Friday, February 21, 2014

In Search of a Timeless Masterpiece

Marcel Proust. He and I have been meeting secretly in my bedroom almost every night since November of 2012.  We spend maybe an hour or two together and then I go to sleep.  

Our relationship is not always the same.  Some nights I am fascinated by him, hypnotized, almost in love.  Other nights, I think he is a complete jerk and only stay with him because I know things will get better.

His rich and arrogant friends are ridiculous and so not worth his time.  He needs to stop torturing himself over his mistress whom he can't face is a closeted lesbian.  Every night that we meet, I hope to hear that he has taken charge of his life, but sadly, he seems content to waste it on silly people and a woman who won't or can't love him.

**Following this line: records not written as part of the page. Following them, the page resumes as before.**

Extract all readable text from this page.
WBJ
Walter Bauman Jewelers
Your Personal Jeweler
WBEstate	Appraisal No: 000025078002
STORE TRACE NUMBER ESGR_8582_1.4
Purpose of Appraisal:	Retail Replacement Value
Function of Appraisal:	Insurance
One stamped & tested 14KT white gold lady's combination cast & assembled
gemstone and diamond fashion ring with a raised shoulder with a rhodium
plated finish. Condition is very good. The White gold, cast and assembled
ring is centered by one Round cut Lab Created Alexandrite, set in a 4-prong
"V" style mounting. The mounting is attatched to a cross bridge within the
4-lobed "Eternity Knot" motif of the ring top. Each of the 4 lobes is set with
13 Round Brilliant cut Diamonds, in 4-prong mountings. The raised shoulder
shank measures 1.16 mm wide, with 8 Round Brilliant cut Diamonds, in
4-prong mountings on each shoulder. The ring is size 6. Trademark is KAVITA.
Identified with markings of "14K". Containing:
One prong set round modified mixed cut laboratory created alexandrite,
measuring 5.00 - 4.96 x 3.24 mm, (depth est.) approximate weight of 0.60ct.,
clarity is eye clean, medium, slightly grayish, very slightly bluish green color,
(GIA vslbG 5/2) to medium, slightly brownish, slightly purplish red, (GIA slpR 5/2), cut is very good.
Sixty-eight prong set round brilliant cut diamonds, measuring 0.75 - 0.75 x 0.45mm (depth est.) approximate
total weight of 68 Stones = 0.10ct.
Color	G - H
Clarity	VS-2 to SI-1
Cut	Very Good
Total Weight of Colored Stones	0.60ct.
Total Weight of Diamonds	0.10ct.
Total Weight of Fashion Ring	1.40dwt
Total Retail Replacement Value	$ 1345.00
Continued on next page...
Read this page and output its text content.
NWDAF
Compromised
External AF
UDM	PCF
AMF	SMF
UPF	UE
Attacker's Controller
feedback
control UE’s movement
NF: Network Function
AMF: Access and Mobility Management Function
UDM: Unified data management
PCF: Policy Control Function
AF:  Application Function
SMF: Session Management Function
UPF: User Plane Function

Still, I relish the moment I lay upon my bed each night and switch on the light. Lately a new sadness has crept into my evenings; a recognition that soon these quiet nights of beauty will end in a mere five hundred pages.  I have been in this Proustian universe for twenty-eight hundred pages and fifteen months, and in a mystical sort of way, wish I could remain in this universe forever.


Marcel Proust
And so it is with the best literature that a relationship develops between author and reader where the laws of physics do not apply and two minds can meld just outside the limits of space and time.

Proust himself knew this about the relationship between reader and writer and included these words among the more than one million in his life's work.  “Every reader, as he reads, is actually the reader of himself. The writer's work is only a kind of optical instrument he provides the reader so he can discern what he might never have seen in himself without this book. The reader's recognition in himself of what the book says is the proof of the book's truth.”

Without doubt, this work is bursting with truth and has stood the test of time for this reason.  It is one of those multi-layered classics filled with sad irony that you have to read once so you can experience the whole cloth of it and then again to pick up each individually woven thread and maybe again, and yet again as you age and can read anew from different perspectives.

There is much to enjoy here, some of it quite salacious:  obsession, self-delusion, deluding others, class distinctions, snobbery, aristocracy, arrogance, titles, parties, sex, lies, growing up, growing old, the value of art, music, literature, friends, mothers, grandmothers, aunts, servants, bordellos, male prostitutes, courtesans, the beach, lesbianism, homosexuality, arrogance, laziness, death, churches, sunlight, the sea, grief, cookies, memories, sleep, humor, absurdity, hawthorns, fashion.  Seriously, the list would be much shorter if I listed what is not somewhere in these pages.  

Yet, that's not to say every word is riveting.  Sometimes it does seem to lapse in focus, or at least my focus lapsed in reading.  Sometime, I found I was just not able to connect with the text.  For instance, having no musical intelligence at all, I find the descriptions of music tedious but others with musical sense say they can almost hear the musical notes rising from the text.  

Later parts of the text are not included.